In short, physician documentation should be of the caliber and extent that any physician reviewing the documentation will be able to clearly understand the patient’s clinical conditions, how the treating physician arrived at the diagnosis and treatment plan with reasonable congruency between the patient assessment and plan of care. This vision of CDI provides the framework for actually improving the recording of clinical context and content in the record in support of the clinical validation of diagnoses documented by the physician, complemented by the CDI query process. Then and only then will be documentation be able to best serve the test of time, enhancing and optimizing revenue integrity.

On the note of revenue integrity: a key component to optimal CDI return on investment and high-performing revenue cycle processes is leveraging technology that offers the capability of providing an efficient second level automated review of all coded and billed claims prior to actual release of the claim.

This technology uses thousands of machine-learning and predictive-modeling algorithms to identify potential cases that may be undercoded, overcoded, contain coding and DRG anomalies, coding variances, high risk, or have a predisposition and propensity for denial, all once again prior to claim submission. This affords the hospital the opportunity to employ technology similar to Medicare and other third party payers to identify potentially problematic coded accounts seamlessly and efficiently prior to billing, review each identified case for a second look at supporting documentation, code and MS-DRG assignment and sufficient and adequate documentation of medical necessity, and initiate appropriate action prior to bill submission.

Leveraging powerful technology of this magnitude and caliber provides for a continuous quality improvement feedback loop for your CDI program, continuously improving documentation and supporting the coding and MS-DRG assignment process.

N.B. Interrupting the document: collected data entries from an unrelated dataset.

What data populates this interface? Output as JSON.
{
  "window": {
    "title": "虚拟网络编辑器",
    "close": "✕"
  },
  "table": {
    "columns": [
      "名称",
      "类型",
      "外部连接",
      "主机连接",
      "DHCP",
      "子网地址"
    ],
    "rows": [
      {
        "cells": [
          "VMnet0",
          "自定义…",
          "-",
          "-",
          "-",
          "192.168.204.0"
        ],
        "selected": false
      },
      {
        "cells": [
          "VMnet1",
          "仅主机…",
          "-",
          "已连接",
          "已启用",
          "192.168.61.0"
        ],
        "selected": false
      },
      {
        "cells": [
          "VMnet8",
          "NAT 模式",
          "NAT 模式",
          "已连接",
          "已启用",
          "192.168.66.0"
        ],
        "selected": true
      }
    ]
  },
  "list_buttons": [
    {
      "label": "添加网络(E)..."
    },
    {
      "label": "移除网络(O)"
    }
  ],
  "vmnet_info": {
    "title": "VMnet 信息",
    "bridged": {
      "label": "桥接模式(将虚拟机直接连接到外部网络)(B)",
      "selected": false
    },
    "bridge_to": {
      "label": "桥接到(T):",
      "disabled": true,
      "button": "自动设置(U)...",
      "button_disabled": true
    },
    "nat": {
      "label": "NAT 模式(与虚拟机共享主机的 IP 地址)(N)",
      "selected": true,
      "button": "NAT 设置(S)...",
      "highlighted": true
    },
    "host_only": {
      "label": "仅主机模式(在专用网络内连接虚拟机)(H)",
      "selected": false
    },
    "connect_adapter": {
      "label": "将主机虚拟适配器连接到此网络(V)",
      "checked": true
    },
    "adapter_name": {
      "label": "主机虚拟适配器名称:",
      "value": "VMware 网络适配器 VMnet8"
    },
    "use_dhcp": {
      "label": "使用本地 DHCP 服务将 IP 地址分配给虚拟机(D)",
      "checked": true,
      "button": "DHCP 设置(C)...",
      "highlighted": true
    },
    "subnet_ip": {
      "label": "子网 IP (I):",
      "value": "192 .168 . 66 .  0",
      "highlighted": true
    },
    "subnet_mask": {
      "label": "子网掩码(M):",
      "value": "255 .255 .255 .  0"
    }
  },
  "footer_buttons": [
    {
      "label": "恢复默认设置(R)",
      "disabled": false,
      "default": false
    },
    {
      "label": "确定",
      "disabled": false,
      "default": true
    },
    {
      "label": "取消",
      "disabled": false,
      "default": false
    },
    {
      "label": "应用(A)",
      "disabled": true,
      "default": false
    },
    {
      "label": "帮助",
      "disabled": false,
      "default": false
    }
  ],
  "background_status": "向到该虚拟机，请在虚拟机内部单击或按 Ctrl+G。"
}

A valid and reliable measureable outcome of this technology is enhancement of your CDI and coding processes to the extent you are more confident of the documentation in support of the billed claim from a financial perspective with less chance for prepayment and/or post-payment denials, less monies and resources needed to appeal avoidable downcoding and medical necessity denials and even more importantly achievement of true meaningful documentation improvement.

The ultimate advantage of leveraging technology as a complement to your revenue cycle processes is optimizing your CDI return on investment through the continuous quality improvement feedback loop, enhancing documentation that will stand the test of time while minimizing compliance and coding and billing aberrant patterns that catch the attention and scrutiny of outside Medicare contractors and other third party payers. The time to take a hard look at exploring and leveraging technology to optimize your CDI ROI and revenue cycle processes is now—so that you can begin to enjoy the benefits ahead of future changes in healthcare.